Think of real estate as a retirement plan - Retire earlier than 65

in #realestate6 years ago

It's difficult to determine exactly how much money you need to retire at or before the age of 65. Is $1 million enough or do you need $2 million? What if you retire at age 60 with $2 million in your 401K with an exact plan of how to disperse it over the years, but then the stock market drops by 40% over the next 2 years? Do you have a plan for that too?

Real estate makes it much easier to think about the monthly income rather than the exact market value of your 401K, Google or FaceBook stock, etc. You could decide to start collecting the dividends instead of reinvesting them, or to start collecting 4% of the total sum in hopes to continue making an average of 10%, however those are guesses and hopes.

Real estate income is set up when you set up the lease. Before looking for a real estate investment, start by looking at the rental rates in your area. If you want a 2 bedroom flat with one bathroom, then search for those rentals as if you are going to sign a lease yourself. If the average rental for that type of condo is about $1000 then you know you need to have costs below $750-800 to make a profit.
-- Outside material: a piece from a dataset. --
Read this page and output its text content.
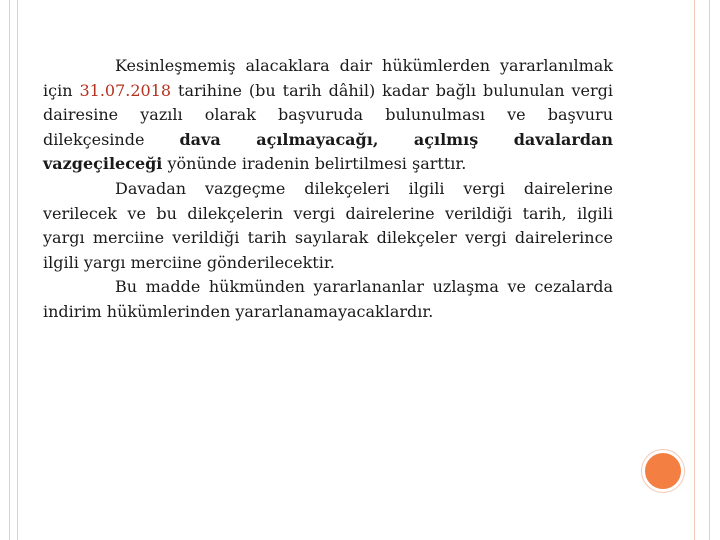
Kesinleşmemiş alacaklara dair hükümlerden yararlanılmak için 31.07.2018 tarihine (bu tarih dâhil) kadar bağlı bulunulan vergi dairesine yazılı olarak başvuruda bulunulması ve başvuru dilekçesinde dava açılmayacağı, açılmış davalardan vazgeçileceği yönünde iradenin belirtilmesi şarttır.

Davadan vazgeçme dilekçeleri ilgili vergi dairelerine verilecek ve bu dilekçelerin vergi dairelerine verildiği tarih, ilgili yargı merciine verildiği tarih sayılarak dilekçeler vergi dairelerince ilgili yargı merciine gönderilecektir.

Bu madde hükmünden yararlananlar uzlaşma ve cezalarda indirim hükümlerinden yararlanamayacaklardır.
The monthly profit should be determined based on the amount you're investing. For example, invest $20,000 into a $100,000 condo and you will need to make $2,000 per year to yield a 10% interest rate, without including appreciation. If you also need $10,000 worth of renovations, then you need to make $3,000 per year for a 10% return. If you find a lender that allows you to put 10% down then you need to make $1,000 per year to return 10% on $10,000. Likewise, if you have $100,000 to buy the condo in cash, you'll want to make $10,000 per year to make 10% on the invested amount, however, you won't have a mortgage payment in this case so it will automatically increase your monthly profits.

Continue running the calculation to find a condo or house that yields 10% or more. Start with the first home on the market within the town or city of your choice. As you continue to run the calculation you'll find the best annual rate of return in your favorite city and there is almost always a condo or house available for 10%+ returns.

Finally, how much do you need to make per month to quit your job (retire)? If the number is $5,000 then multiply that by 12 to get the annual amount, then multiply it by 10. In this case, ($5000 x 12 x 10 = $600,000). If and when you're IRA, for example, reaches $600,000 then you know that you could use that money as down payments and renovations for condos and houses that yield 10% per year ($60,000) and divide that by 12 to find that $600,000 in cash should give you $5,000 per month in real estate rental income, in which you can retire.

The earlier you start the faster it compounds. For instance, instead of waiting for your IRA to reach $600,000, buy your first home much earlier than that. Then the rental income can be reinvested into your second home, and then the 2 rentals can be reinvested into your 3rd home, and so on.